But he does crap like this late in the first half, when he drove into the lane and rose for a shot and had the ball swiped from his hands. As he tried to regain control of the ball, he bobbled it out of bounds. Turnover, Paul George, and the crowd was loving it. But Paul was hating it, raising his arms at the referee in disgust and keeping them in the air as he finally started heading back for defense, keeping them upraised until he crossed halfcourt. The crowd was watching, and the crowd was hating.

Boooooo, they were yelling.

Paul pouts, I was tweeting.

And then halftime happens, and those 9-year-old boys from Fishers, Caden Nelson and Adam Hoog, poked me with a sharp pin and let my ugliness seep out. For seven years this city, and this franchise, gave Paul George every single thing he ever wanted – every contract, every cheer, every headline, every ounce of adulation – but when it was time to leave Paul left selfishly, completely on his terms. And his terms could have, even should have, gutted the Pacers. As it turns out, Pacers President Kevin Pritchard made a savvy trade with the Thunder, getting nice young players Victor Oladipo on the rise to stardom and Domantas Sabonis emerging from his rookie cocoon like a beautiful, double-double-getting Lithuanian butterfly. So to speak.

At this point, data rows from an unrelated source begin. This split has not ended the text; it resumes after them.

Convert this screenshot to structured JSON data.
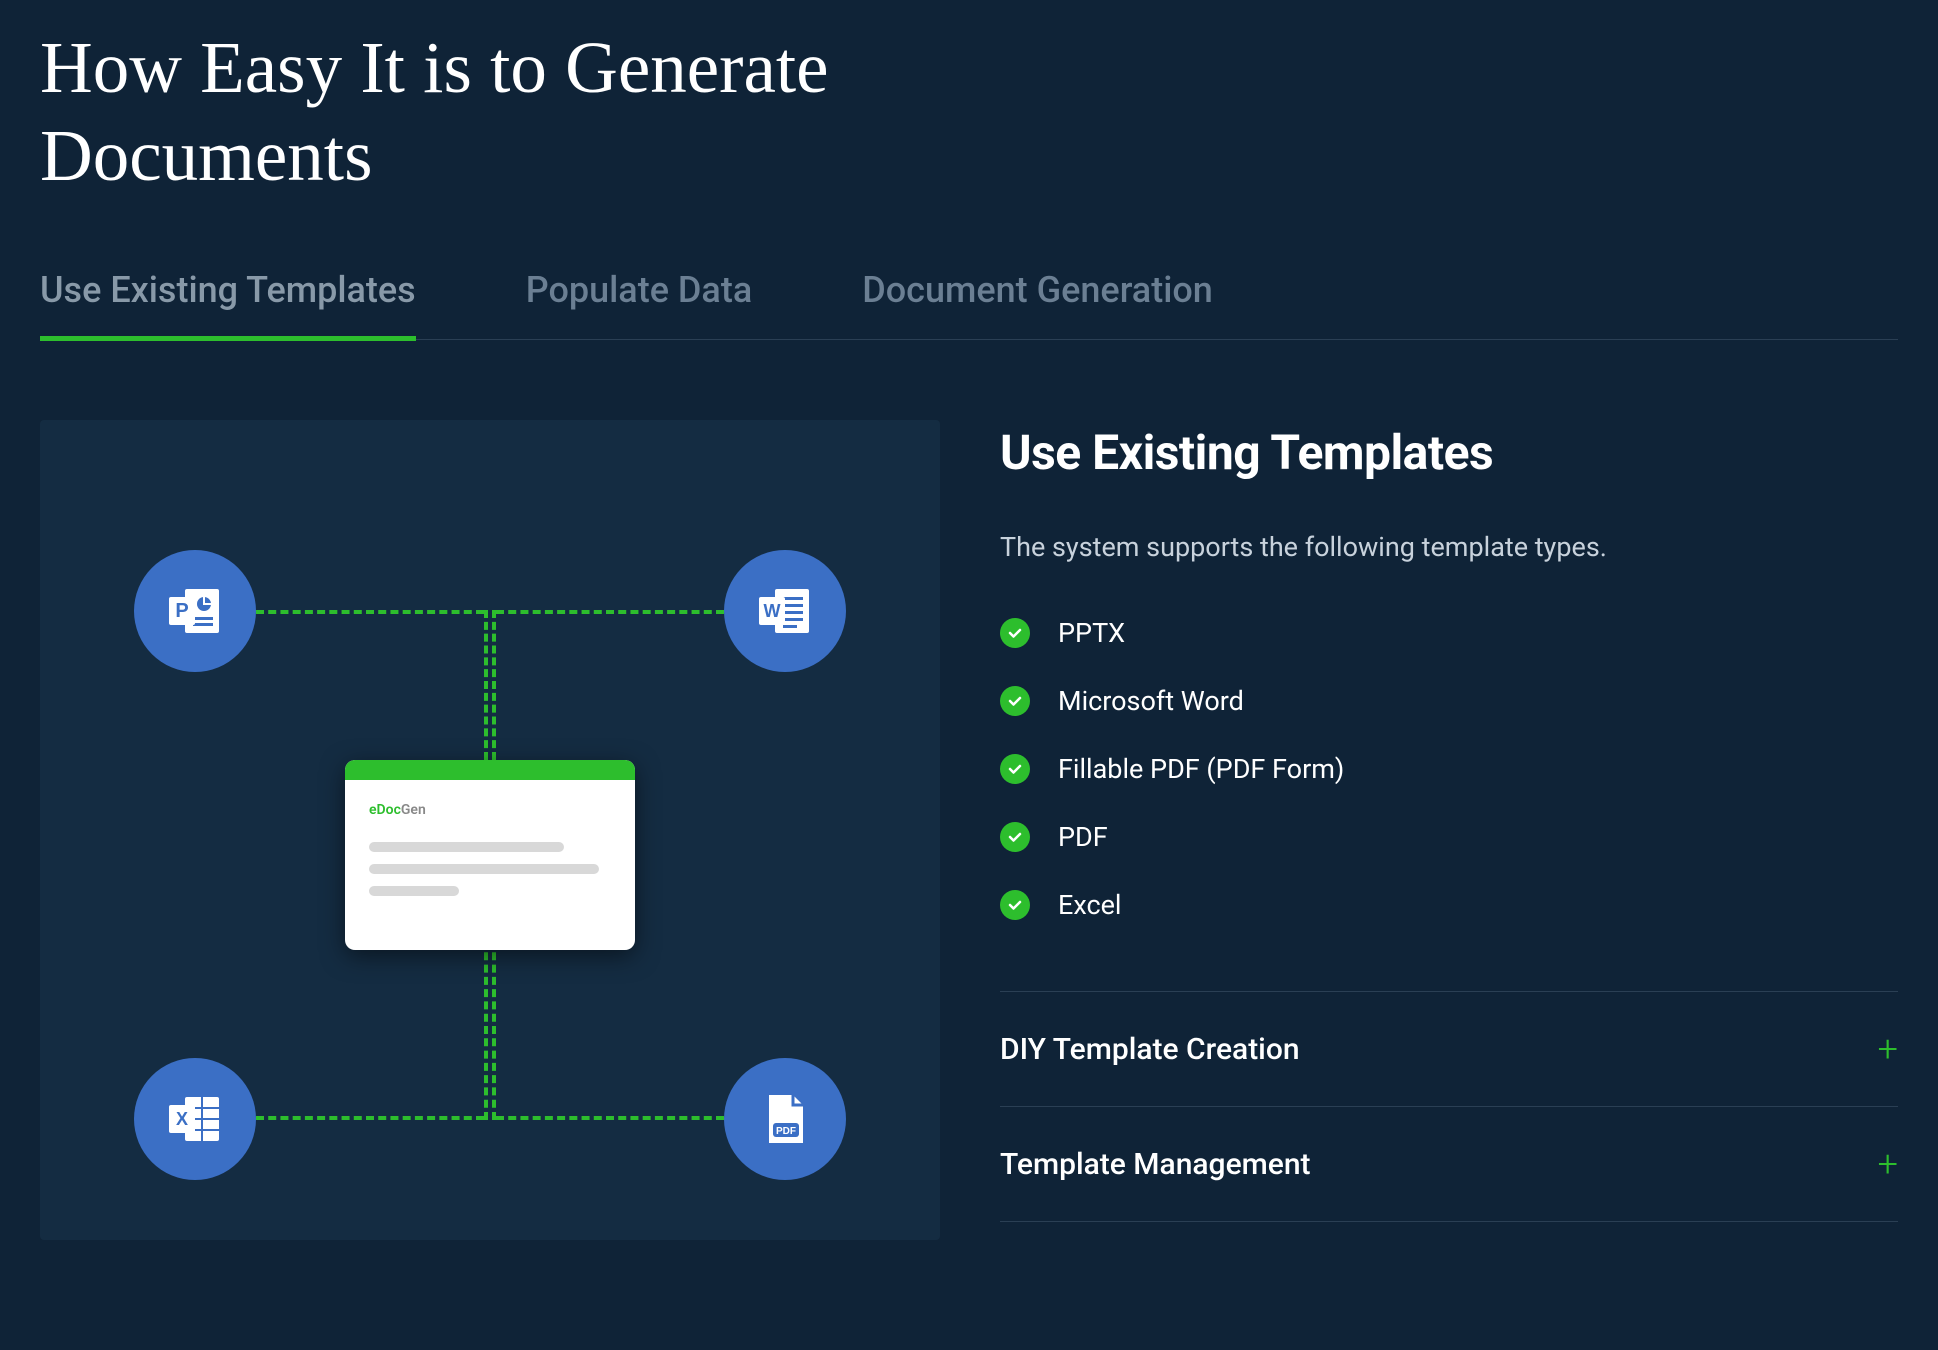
{
  "hero": {
    "heading": "How Easy It is to Generate Documents"
  },
  "tabs": [
    {
      "label": "Use Existing Templates",
      "active": true
    },
    {
      "label": "Populate Data",
      "active": false
    },
    {
      "label": "Document Generation",
      "active": false
    }
  ],
  "illustration": {
    "brand_prefix": "eDoc",
    "brand_suffix": "Gen",
    "nodes": [
      "powerpoint",
      "word",
      "excel",
      "pdf"
    ]
  },
  "panel": {
    "title": "Use Existing Templates",
    "description": "The system supports the following template types.",
    "items": [
      "PPTX",
      "Microsoft Word",
      "Fillable PDF (PDF Form)",
      "PDF",
      "Excel"
    ]
  },
  "accordion": [
    {
      "title": "DIY Template Creation"
    },
    {
      "title": "Template Management"
    }
  ]
}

Late in the game, final seconds, game over basically. Pacers trail 100-95, but have the ball with 10.7 seconds left. Oladipo is under the basket, waiting to make his move. George is defending him. George is speaking into his ear. Oladipo isn’t reacting. George speaks more. Oladipo doesn’t react. George starts talking again, and now Oladipo spits out a single word – no, it was two words – and cuts for the ball. But the inbounds pass is stolen, and the Thunder run out the final 10 seconds.

Despite scoring 12 points on 3-for-14 shooting, Paul George has just won in his first game back in an arena that sounded united in its hatred for him, all but the children in the Paul George shirts. When the game ends Paul seeks out Oladipo for a hug. Now Myles Turner for another hug.

Now Paul George is standing at midcourt, victorious and alone, bending down to untie his shoes. Now he’s taking them off. In his socks he walks to the sideline, where two little kids are staring at him. They are former Pacers teammate Monta Ellis’ sons, and Paul walks toward them. He hands each kid a shoe. They are squealing.

Now Paul George is walking off the court, and I’m liking him. And feeling ashamed.

But then Paul George, bless him, saves me by being himself. He meets the media, handling it with polish and humility, until the very end. He is asked about denying Oladipo the ball late in the game.

“Vic is their guy here, right? Right?” PG asks rhetorically. “Don’t let him get the ball. Simple. Ball game.”

He pounds the table and walks out.

Never change, Paul George. Because it’s so fun to despise you.